Across the aisle, Marco fidgets with his cufflinks, unable to stand still. I catch his eye. Hold it. Nod. The tension drains from my youngest brother’s shoulders. A small acknowledgment. Not much. But more than I’ve given him in years, and we both know it.
Nico is in the second row, watching everything with those assessing eyes that never turn off. He showed up. After everything, after the distance he keeps, he showed up. That’s his gift. His presence is the only promise he knows how to make.
Gia is in the front row, already crying. She’s got tissues clutched in one hand, her other hand linked with Mrs.Neri’s. The two of them are a mess, and the ceremony hasn’t even started.
Nonna Rosa sits beside them, dabbing at her eyes with a handkerchief embroidered with magnolias. She’s wearing the dress she wore to my parents’ wedding. She told me this morning, voice thick. “Lucia would’ve wanted me to.”
The music shifts.
Every nerve in my body fires at once.
She appears at the end of the aisle.
Cristo.
The dress catches the afternoon light and holds it, turns her luminous. I’ve never seen her like this. The fabric moves when she moves, liquid and alive, pooling around her feet with each step. Beading catches the sun, scattering tiny fragments of light across her collarbone, her throat, the soft curve of her shoulders.

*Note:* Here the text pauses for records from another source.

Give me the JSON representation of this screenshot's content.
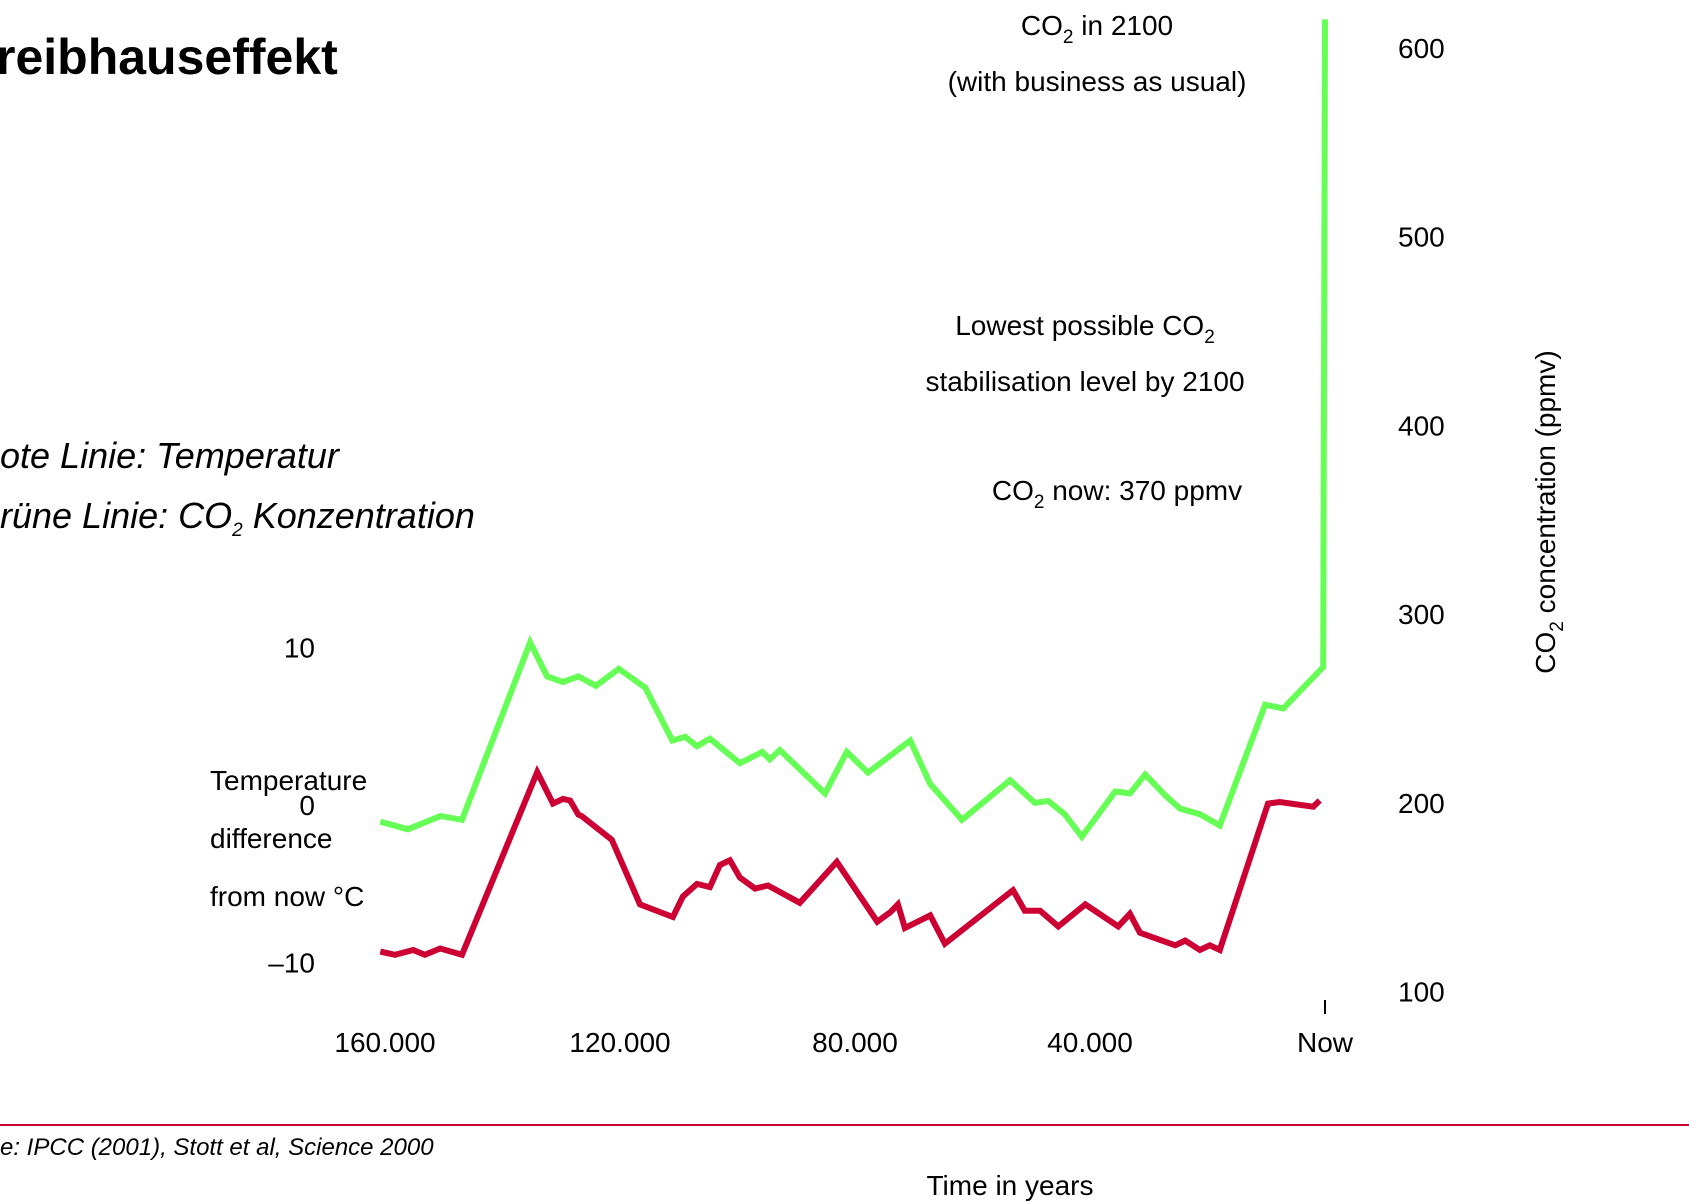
{
  "chart_data": {
    "type": "line",
    "title": "reibhauseffekt",
    "notes": [
      [
        "ote Linie: Temperatur"
      ],
      [
        "rüne Linie: CO",
        "2",
        " Konzentration"
      ]
    ],
    "xlabel": "Time in years",
    "ylabel": [
      "Temperature",
      "difference",
      "from now °C"
    ],
    "y2label": [
      "CO",
      "2",
      " concentration (ppmv)"
    ],
    "source": "e: IPCC (2001), Stott et al, Science 2000",
    "annotations": [
      {
        "lines": [
          [
            "CO",
            "2",
            " in 2100"
          ],
          [
            "(with business as usual)"
          ]
        ]
      },
      {
        "lines": [
          [
            "Lowest possible CO",
            "2"
          ],
          [
            "stabilisation level by 2100"
          ]
        ]
      },
      {
        "lines": [
          [
            "CO",
            "2",
            " now: 370 ppmv"
          ]
        ]
      }
    ],
    "xlim": [
      160000,
      0
    ],
    "xticks": [
      {
        "value": 160000,
        "label": "160.000"
      },
      {
        "value": 120000,
        "label": "120.000"
      },
      {
        "value": 80000,
        "label": "80.000"
      },
      {
        "value": 40000,
        "label": "40.000"
      },
      {
        "value": 0,
        "label": "Now"
      }
    ],
    "ylim": [
      -12.5,
      50.5
    ],
    "yticks": [
      {
        "value": -10,
        "label": "–10"
      },
      0,
      10
    ],
    "y2lim": [
      94.5,
      620
    ],
    "y2ticks": [
      100,
      200,
      300,
      400,
      500,
      600
    ],
    "series": [
      {
        "name": "CO2",
        "color": "#66ff55",
        "axis": "y2",
        "x": [
          160800,
          156100,
          150600,
          146900,
          135300,
          132400,
          129700,
          127100,
          124100,
          120200,
          115700,
          111100,
          108900,
          106900,
          104700,
          99600,
          95800,
          94500,
          92800,
          85100,
          81400,
          77800,
          70600,
          67200,
          61800,
          53600,
          49400,
          47100,
          44300,
          41400,
          35700,
          33200,
          30600,
          27200,
          24700,
          21300,
          17900,
          10200,
          7100,
          300,
          0
        ],
        "values": [
          190,
          186,
          193,
          191,
          285,
          267,
          264,
          267,
          262,
          271,
          261,
          233,
          235,
          230,
          234,
          221,
          227,
          223,
          228,
          205,
          227,
          216,
          233,
          210,
          191,
          212,
          200,
          201,
          194,
          182,
          206,
          205,
          215,
          204,
          197,
          194,
          188,
          252,
          250,
          272,
          615
        ]
      },
      {
        "name": "Temperature",
        "color": "#cc0033",
        "x": [
          160800,
          158300,
          155200,
          153200,
          150600,
          146900,
          134100,
          131400,
          129700,
          128500,
          127100,
          126500,
          121400,
          116600,
          111000,
          109300,
          106900,
          104700,
          103000,
          101300,
          99600,
          97000,
          94800,
          89400,
          83100,
          76200,
          74000,
          72700,
          71500,
          67200,
          64700,
          53100,
          51100,
          48500,
          45400,
          40800,
          35200,
          33200,
          31500,
          25500,
          23800,
          21300,
          19600,
          17900,
          9700,
          7700,
          2000,
          900
        ],
        "values": [
          -9.3,
          -9.5,
          -9.2,
          -9.5,
          -9.1,
          -9.5,
          2.1,
          0.1,
          0.4,
          0.3,
          -0.6,
          -0.7,
          -2.2,
          -6.3,
          -7.1,
          -5.8,
          -5.0,
          -5.2,
          -3.8,
          -3.5,
          -4.6,
          -5.3,
          -5.1,
          -6.2,
          -3.6,
          -7.4,
          -6.8,
          -6.3,
          -7.8,
          -7.0,
          -8.8,
          -5.4,
          -6.7,
          -6.7,
          -7.7,
          -6.3,
          -7.7,
          -6.9,
          -8.1,
          -8.9,
          -8.6,
          -9.2,
          -8.9,
          -9.2,
          0.1,
          0.2,
          -0.1,
          0.3
        ]
      }
    ]
  }
}
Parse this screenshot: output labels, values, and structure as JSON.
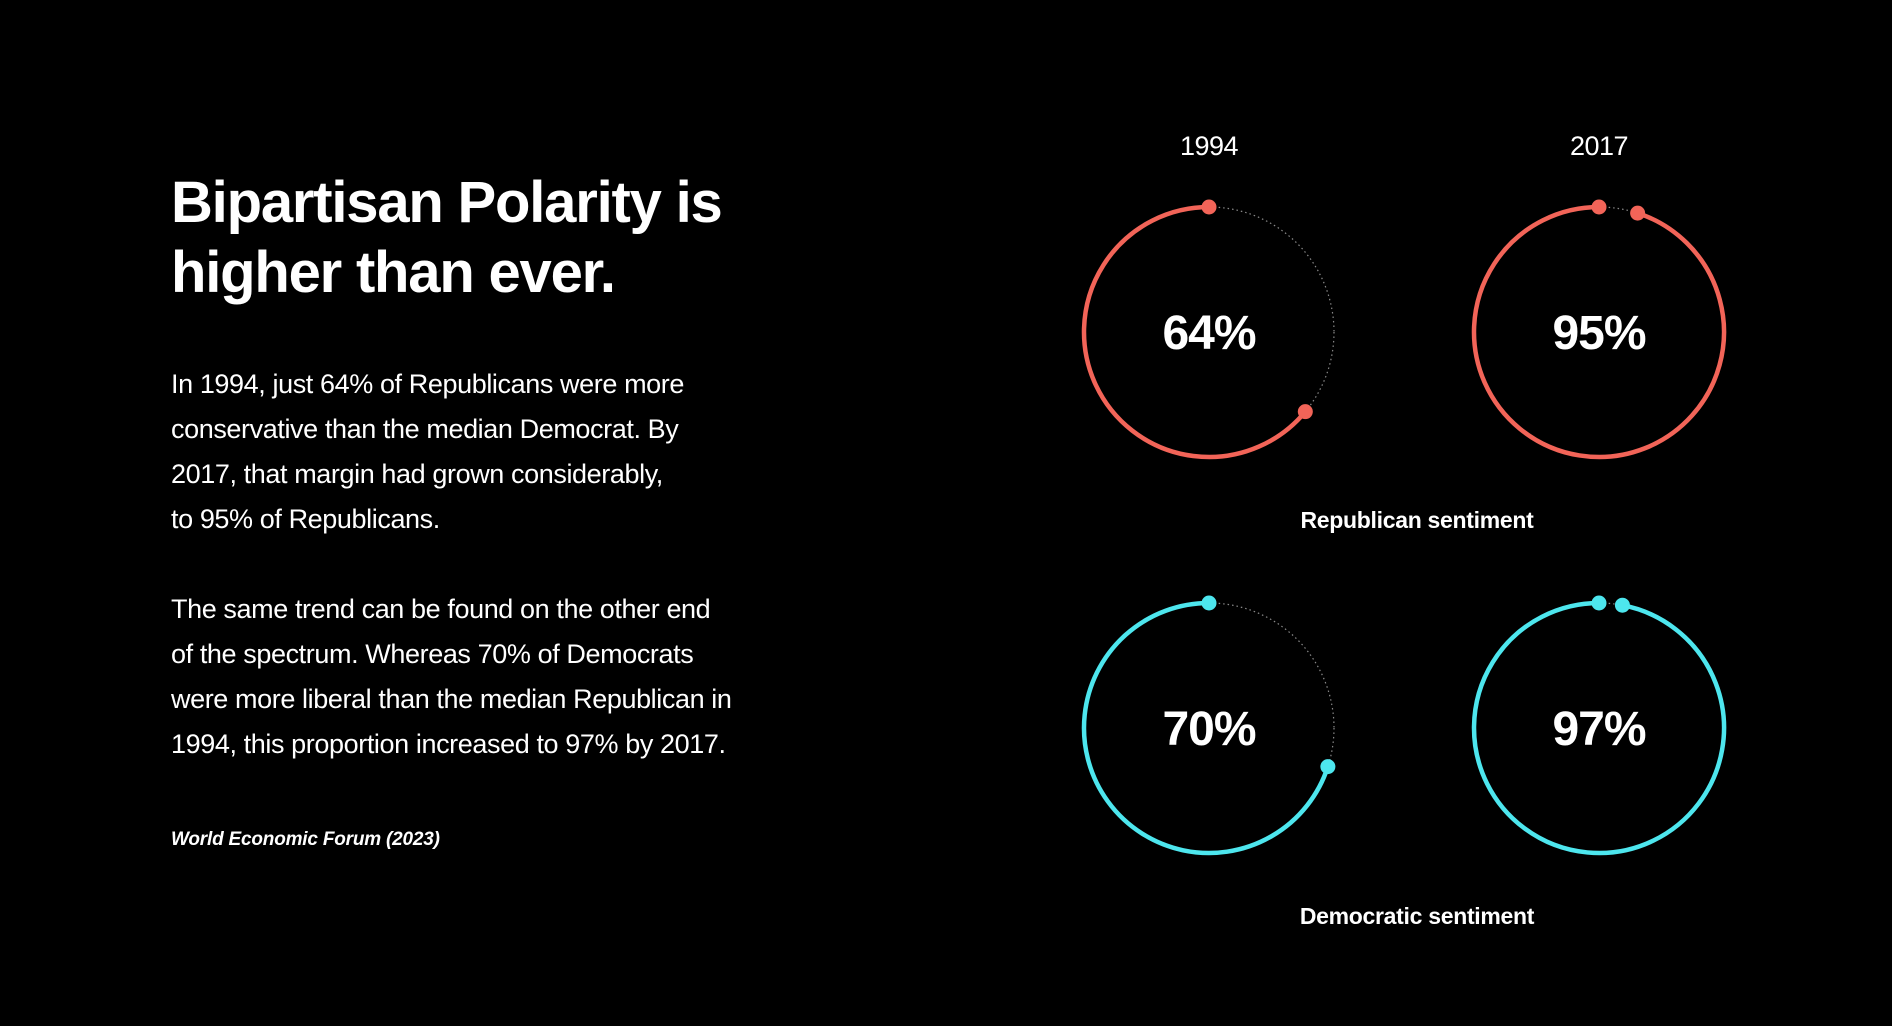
{
  "headline": "Bipartisan Polarity is higher than ever.",
  "paragraphs": [
    "In 1994, just 64% of Republicans were more\nconservative than the median Democrat. By\n2017, that margin had grown considerably,\nto 95% of Republicans.",
    "The same trend can be found on the other end\nof the spectrum. Whereas 70% of Democrats\nwere more liberal than the median Republican in\n1994, this proportion increased to 97% by 2017."
  ],
  "source": "World Economic Forum (2023)",
  "colors": {
    "background": "#000000",
    "text": "#ffffff",
    "republican": "#f26458",
    "democratic": "#4de6ee",
    "track": "#8a8a8a"
  },
  "chart_data": {
    "type": "donut-progress",
    "years": [
      "1994",
      "2017"
    ],
    "groups": [
      {
        "name": "Republican sentiment",
        "color_key": "republican",
        "values": [
          64,
          95
        ],
        "labels": [
          "64%",
          "95%"
        ]
      },
      {
        "name": "Democratic sentiment",
        "color_key": "democratic",
        "values": [
          70,
          97
        ],
        "labels": [
          "70%",
          "97%"
        ]
      }
    ],
    "unit": "%",
    "max": 100
  }
}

Her hair is swept up, a few dark tendrils escaping to frame her face.
Her face.
Dio.
She’s looking at me like I’m the only thing in the garden. Like the fifty people gathered to witness this have disappeared. Like the world has narrowed to just us, just this, just now.
My lungs lock. I don’t fight it.
Umberto walks beside her, his arm linked through hers, and I should be watching the formal approach, should be aware of protocol and tradition and ceremony.